Ultraviolet light causes significant damage to skin over time
Extrinsic factors such as pollution, tobacco smoke, and excessive alcohol consumption can cause significant damage to the skin. However, more than 90% of the time-dependent environmental damage to skin is caused by sun exposure. Photoaging—the long-term damage to skin caused by UV light—occurs mainly within the dermis and results from an accumulation of abnormal elastic tissue, a condition known clinically as solar elastosis. The accumulation of damaged elastic and collagen fibers results in a dysfunctional extracellular matrix and leads to loss of elasticity of the skin, wrinkle formation, and telangiectasia (appearance on the skin's surface of small dilated blood vessels). In addition, repeated bouts of overexposure to the sun's radiation (i.e., sunburn) damage the melanocytes. Alterations in melanocyte function and structure can lead to a form of skin cancer called melanoma in genetically at-risk individuals. The importance of the ability of melanocytes to produce the protective skin pigment melanin is evident from the fact that dark skin photoages at a much slower rate than lighter skin.
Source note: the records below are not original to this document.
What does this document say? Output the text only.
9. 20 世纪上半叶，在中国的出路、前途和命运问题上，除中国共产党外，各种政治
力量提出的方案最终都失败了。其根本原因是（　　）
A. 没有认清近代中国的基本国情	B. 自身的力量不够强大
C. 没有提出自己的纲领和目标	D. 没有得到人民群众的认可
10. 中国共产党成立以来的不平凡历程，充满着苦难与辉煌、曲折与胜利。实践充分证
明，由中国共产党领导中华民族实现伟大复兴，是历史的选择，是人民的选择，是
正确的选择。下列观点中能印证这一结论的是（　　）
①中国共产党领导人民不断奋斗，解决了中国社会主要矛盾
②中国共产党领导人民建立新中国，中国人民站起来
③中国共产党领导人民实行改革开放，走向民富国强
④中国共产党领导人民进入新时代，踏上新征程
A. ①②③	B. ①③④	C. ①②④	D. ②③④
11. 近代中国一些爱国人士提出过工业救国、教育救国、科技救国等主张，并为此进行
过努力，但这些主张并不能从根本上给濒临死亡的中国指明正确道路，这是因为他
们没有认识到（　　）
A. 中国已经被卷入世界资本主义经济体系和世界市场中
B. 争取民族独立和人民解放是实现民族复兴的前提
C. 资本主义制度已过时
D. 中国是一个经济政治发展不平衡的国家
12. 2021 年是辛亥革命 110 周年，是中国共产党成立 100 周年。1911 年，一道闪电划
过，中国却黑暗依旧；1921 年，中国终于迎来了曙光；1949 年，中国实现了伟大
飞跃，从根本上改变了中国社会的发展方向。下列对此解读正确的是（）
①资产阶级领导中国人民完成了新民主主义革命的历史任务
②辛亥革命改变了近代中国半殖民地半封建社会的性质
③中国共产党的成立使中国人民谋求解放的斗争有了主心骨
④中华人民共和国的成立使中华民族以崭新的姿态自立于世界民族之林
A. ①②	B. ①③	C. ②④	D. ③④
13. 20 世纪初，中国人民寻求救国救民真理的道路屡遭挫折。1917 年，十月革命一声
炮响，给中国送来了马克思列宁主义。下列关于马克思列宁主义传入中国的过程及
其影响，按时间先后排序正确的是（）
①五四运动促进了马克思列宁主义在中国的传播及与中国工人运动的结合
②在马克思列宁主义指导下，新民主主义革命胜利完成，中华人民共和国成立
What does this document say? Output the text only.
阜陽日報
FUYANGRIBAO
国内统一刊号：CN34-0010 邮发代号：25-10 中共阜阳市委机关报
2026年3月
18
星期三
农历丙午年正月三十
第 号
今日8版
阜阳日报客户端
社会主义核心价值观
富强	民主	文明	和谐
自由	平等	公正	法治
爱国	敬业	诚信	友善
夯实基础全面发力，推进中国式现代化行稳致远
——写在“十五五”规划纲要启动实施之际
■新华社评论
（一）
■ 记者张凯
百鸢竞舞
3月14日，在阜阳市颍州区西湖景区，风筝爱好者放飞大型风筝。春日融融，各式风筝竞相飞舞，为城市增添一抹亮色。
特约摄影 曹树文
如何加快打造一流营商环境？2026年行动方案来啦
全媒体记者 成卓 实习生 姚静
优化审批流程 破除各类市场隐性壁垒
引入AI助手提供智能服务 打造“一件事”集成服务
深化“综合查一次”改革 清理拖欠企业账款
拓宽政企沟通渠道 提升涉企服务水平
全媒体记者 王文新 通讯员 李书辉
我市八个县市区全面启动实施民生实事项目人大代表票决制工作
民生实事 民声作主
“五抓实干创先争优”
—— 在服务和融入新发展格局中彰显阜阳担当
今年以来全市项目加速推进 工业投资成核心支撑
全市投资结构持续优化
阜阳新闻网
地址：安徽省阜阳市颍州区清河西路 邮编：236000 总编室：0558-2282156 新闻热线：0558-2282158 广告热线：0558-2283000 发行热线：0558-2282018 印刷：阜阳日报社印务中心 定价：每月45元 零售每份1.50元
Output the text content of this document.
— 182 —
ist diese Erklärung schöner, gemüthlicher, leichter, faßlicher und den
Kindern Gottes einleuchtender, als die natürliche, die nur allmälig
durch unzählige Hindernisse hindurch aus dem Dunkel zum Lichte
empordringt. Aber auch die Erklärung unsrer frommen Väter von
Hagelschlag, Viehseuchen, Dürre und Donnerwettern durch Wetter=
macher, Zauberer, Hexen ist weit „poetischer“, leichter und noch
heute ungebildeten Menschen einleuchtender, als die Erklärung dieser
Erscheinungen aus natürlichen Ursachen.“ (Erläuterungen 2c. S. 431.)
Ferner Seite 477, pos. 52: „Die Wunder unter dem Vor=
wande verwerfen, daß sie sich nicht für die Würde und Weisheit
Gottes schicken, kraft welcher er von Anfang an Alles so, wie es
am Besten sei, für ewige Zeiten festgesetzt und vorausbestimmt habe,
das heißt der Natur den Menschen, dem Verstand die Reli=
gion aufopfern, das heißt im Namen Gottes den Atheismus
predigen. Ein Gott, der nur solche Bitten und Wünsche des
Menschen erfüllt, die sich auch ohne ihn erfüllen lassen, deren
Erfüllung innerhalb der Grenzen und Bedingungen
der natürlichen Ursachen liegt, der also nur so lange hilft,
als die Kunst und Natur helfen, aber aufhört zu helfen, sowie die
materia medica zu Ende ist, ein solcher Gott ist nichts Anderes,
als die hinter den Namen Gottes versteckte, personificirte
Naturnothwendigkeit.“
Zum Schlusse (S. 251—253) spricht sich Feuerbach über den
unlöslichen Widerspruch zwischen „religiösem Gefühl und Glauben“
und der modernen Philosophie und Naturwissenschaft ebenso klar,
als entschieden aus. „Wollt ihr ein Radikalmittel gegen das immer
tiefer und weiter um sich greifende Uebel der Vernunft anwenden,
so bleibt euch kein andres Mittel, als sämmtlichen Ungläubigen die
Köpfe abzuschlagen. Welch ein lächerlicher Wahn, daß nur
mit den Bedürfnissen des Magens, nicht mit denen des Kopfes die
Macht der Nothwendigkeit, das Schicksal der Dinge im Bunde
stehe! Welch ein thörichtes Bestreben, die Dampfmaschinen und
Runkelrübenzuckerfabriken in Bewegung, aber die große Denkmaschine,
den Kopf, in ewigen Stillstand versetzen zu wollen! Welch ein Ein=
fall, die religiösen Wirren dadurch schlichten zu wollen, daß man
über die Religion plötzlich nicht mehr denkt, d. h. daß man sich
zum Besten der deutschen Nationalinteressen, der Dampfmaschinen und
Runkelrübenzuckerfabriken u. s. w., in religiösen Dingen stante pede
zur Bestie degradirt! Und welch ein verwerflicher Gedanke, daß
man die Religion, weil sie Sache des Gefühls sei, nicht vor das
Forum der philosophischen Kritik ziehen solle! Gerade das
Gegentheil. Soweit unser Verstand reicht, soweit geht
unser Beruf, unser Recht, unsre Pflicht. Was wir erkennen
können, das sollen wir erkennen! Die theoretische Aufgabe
The etiology of photoaging and solar elastosis has yet to be conclusively determined. Most research indicates that the UV-generated role of ROS (also called oxygen-centered free radicals) may have a central role. Recall from Chapter 4 that the unpaired electrons of ROS react quickly with other molecules and alter protein structure and function. Since collagen and elastin have very slow turnover rates, damaged elastic fibers tend to accumulate in the matrix of the dermis. Damage to the elastic fibers also initiates the immune response, which can cause further damage to the dermis. Many investigations have shown that repeated bouts of immune system response to ROS-damaged tissue accelerate the rate of skin aging.
Photoaging can be completely prevented—do not expose yourself to the harmful UV radiation of the sun or tanning booths. However, since many people are unable or unwilling to take this drastic step, limiting the amount of time spent in the sun and using sun block can significantly reduce photoaging and the risk of skin cancer.